Tercer archivo. Play. “Compré la maldita corbata en una liquidación. Me la vendió una anciana de la tienda de la calle Tenerías del Casco Antiguo. Buscaba una azul, lisa, para los trajes del trabajo. Pagué veinte euros. Me está matando. Es como si cobrara vida. Los primeros días me encantó. Es cómoda y ligera, la gente la mira. Discreta. Elegante. Me mata. Me hacía sentir diferente, pleno, especial. Me la puse un día tras otro. A partir del quinto, me costaba mucho deshacer el nudo. Desde el séptimo, aflojarlo. A partir del décimo empecé a notar que se agarraba a mi piel a través del algodón de las camisas. Como si le hubieran salido miles de minúsculos anzuelos. Las bocas de mil lampreas milimétricas. Tuve que arrancarme la camisa. Pero la corbata aprieta, aprieta. Es imposible cortarla, traté de hacerlo ayer con las tijeras. No me entran los dedos a través del nudo. Casi no veo. Necesito ayuda”.

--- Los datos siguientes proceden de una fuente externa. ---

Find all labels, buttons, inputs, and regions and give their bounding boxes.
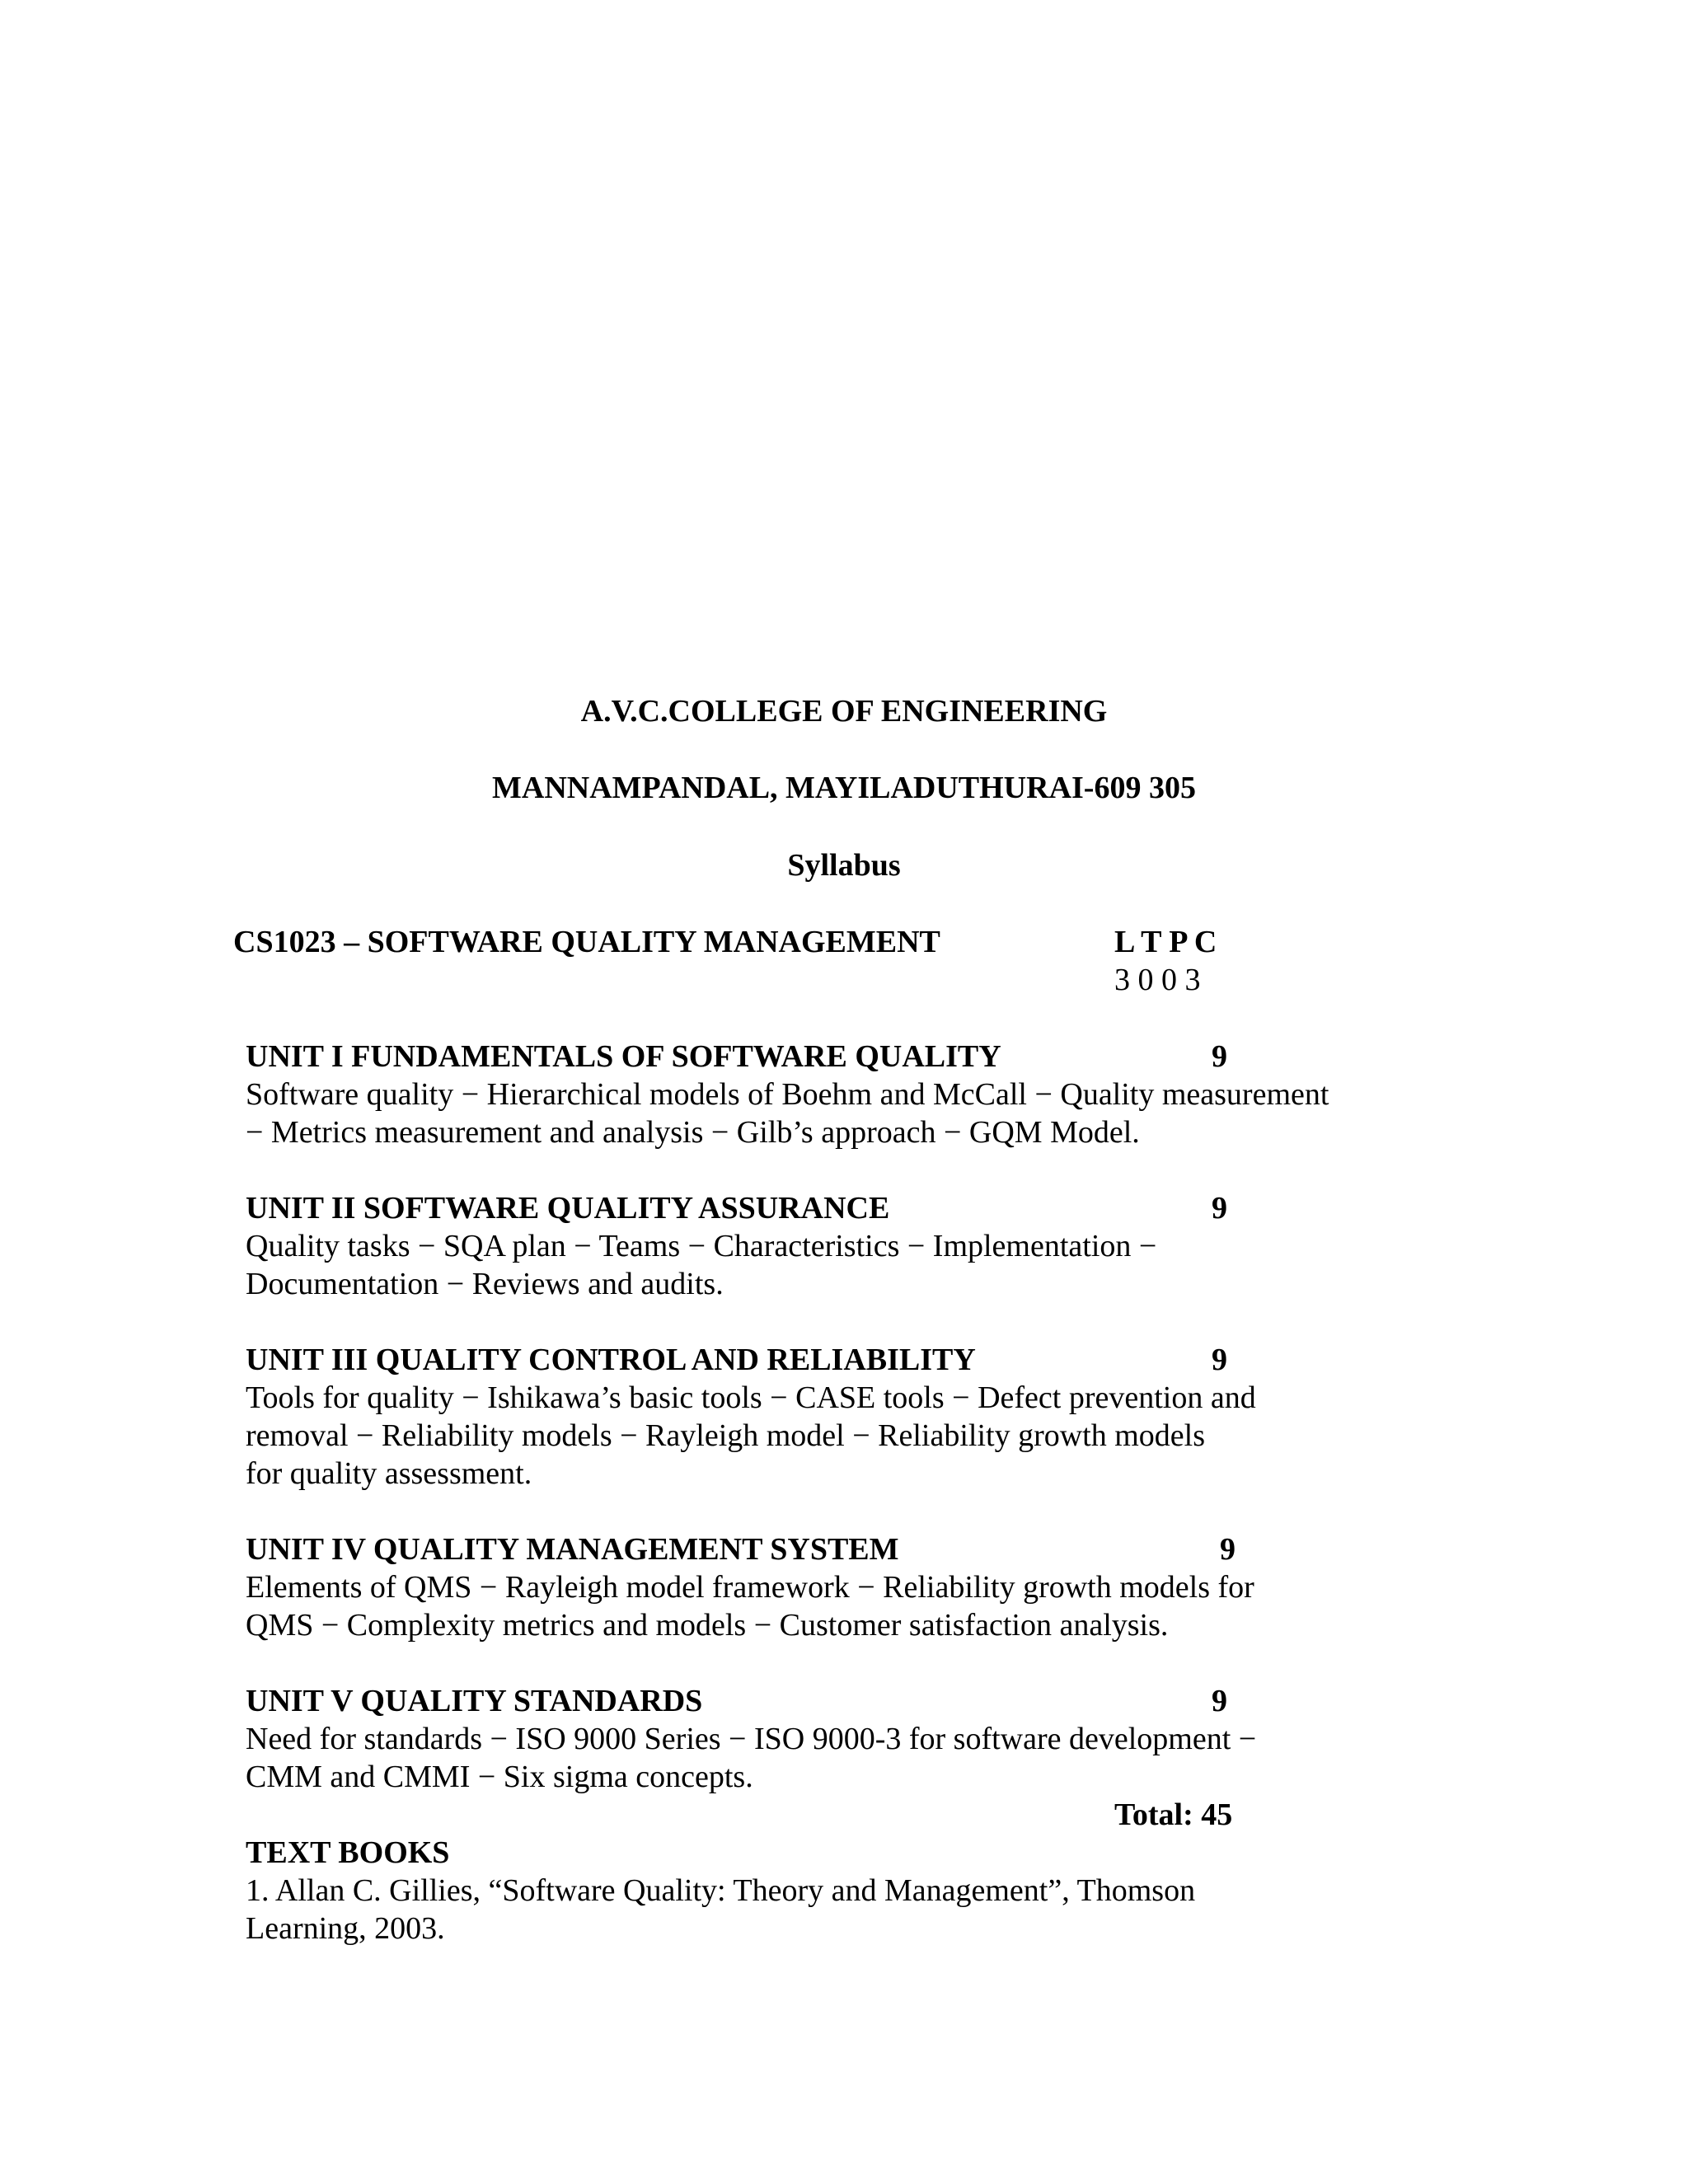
document-type: Syllabus — [787, 848, 901, 883]
ltpc-values: 3 0 0 3 — [1114, 963, 1201, 997]
college-address: MANNAMPANDAL, MAYILADUTHURAI-609 305 — [492, 771, 1196, 805]
unit-2-line: Documentation − Reviews and audits. — [246, 1267, 724, 1301]
unit-3-line: removal − Reliability models − Rayleigh model − Reliability growth models — [246, 1418, 1206, 1453]
unit-1-heading: UNIT I FUNDAMENTALS OF SOFTWARE QUALITY — [246, 1039, 1001, 1074]
unit-3-description — [246, 1379, 1256, 1493]
unit-5-line: CMM and CMMI − Six sigma concepts. — [246, 1760, 753, 1794]
unit-3-line: for quality assessment. — [246, 1456, 532, 1491]
unit-1-line: − Metrics measurement and analysis − Gilb’s approach − GQM Model. — [246, 1115, 1140, 1150]
text-books-list — [246, 1872, 1195, 1947]
unit-3-hours: 9 — [1212, 1343, 1227, 1377]
ltpc-label: L T P C — [1114, 925, 1217, 959]
unit-1-description — [246, 1076, 1329, 1151]
unit-4-description — [246, 1568, 1254, 1644]
unit-4-line: Elements of QMS − Rayleigh model framework − Reliability growth models for — [246, 1570, 1254, 1605]
unit-1-hours: 9 — [1212, 1039, 1227, 1074]
college-name: A.V.C.COLLEGE OF ENGINEERING — [580, 694, 1108, 729]
unit-2-hours: 9 — [1212, 1191, 1227, 1226]
unit-2-heading: UNIT II SOFTWARE QUALITY ASSURANCE — [246, 1191, 890, 1226]
unit-3-line: Tools for quality − Ishikawa’s basic tools − CASE tools − Defect prevention and — [246, 1380, 1256, 1415]
unit-4-heading: UNIT IV QUALITY MANAGEMENT SYSTEM — [246, 1532, 899, 1567]
unit-4-line: QMS − Complexity metrics and models − Customer satisfaction analysis. — [246, 1608, 1169, 1643]
unit-5-hours: 9 — [1212, 1684, 1227, 1718]
text-book-line: 1. Allan C. Gillies, “Software Quality: Theory and Management”, Thomson — [246, 1873, 1196, 1908]
text-book-line: Learning, 2003. — [246, 1911, 445, 1946]
unit-1-line: Software quality − Hierarchical models of Boehm and McCall − Quality measurement — [246, 1077, 1329, 1112]
unit-5-line: Need for standards − ISO 9000 Series − ISO 9000-3 for software development − — [246, 1722, 1257, 1756]
unit-4-hours: 9 — [1220, 1532, 1236, 1567]
unit-2-description — [246, 1227, 1156, 1303]
unit-5-description — [246, 1720, 1256, 1796]
course-title: CS1023 – SOFTWARE QUALITY MANAGEMENT — [233, 925, 940, 959]
total-hours: Total: 45 — [1114, 1797, 1233, 1832]
unit-2-line: Quality tasks − SQA plan − Teams − Characteristics − Implementation − — [246, 1229, 1157, 1263]
unit-3-heading: UNIT III QUALITY CONTROL AND RELIABILITY — [246, 1343, 976, 1377]
unit-5-heading: UNIT V QUALITY STANDARDS — [246, 1684, 703, 1718]
text-books-heading: TEXT BOOKS — [246, 1835, 450, 1870]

La analítica de los de toxicología detectará sicotrópicos, pensó Ariza tras escuchar los audios en varias ocasiones. Repasó las fotos de nuevo. Se puso la chaqueta y bajó a la morgue. No habían empezado aún con el tipo. Le faltaba el costurón de la Y sobre el tronco. Las lámparas de las unidades forenses emiten una luz muy blanca, desesperanzadora. Una luz que no admite medias tintas. Todo es materia. No hay más. Solo un eco hueco de los pasos que rebota en las baldosas lívidas. Los calcetines y la corbata permanecían en su sitio.

El policía notó que la corbata se había aflojado. El rigor mortis. La tocó. Nada áspero en el interior del tramo que rodeaba el cuello del cadáver. Sintió la necesidad de sacársela al muerto. Y se la puso.

El forense halló el cuerpo de Ariza, rígido y crispado, tendido boca arriba sobre las losas.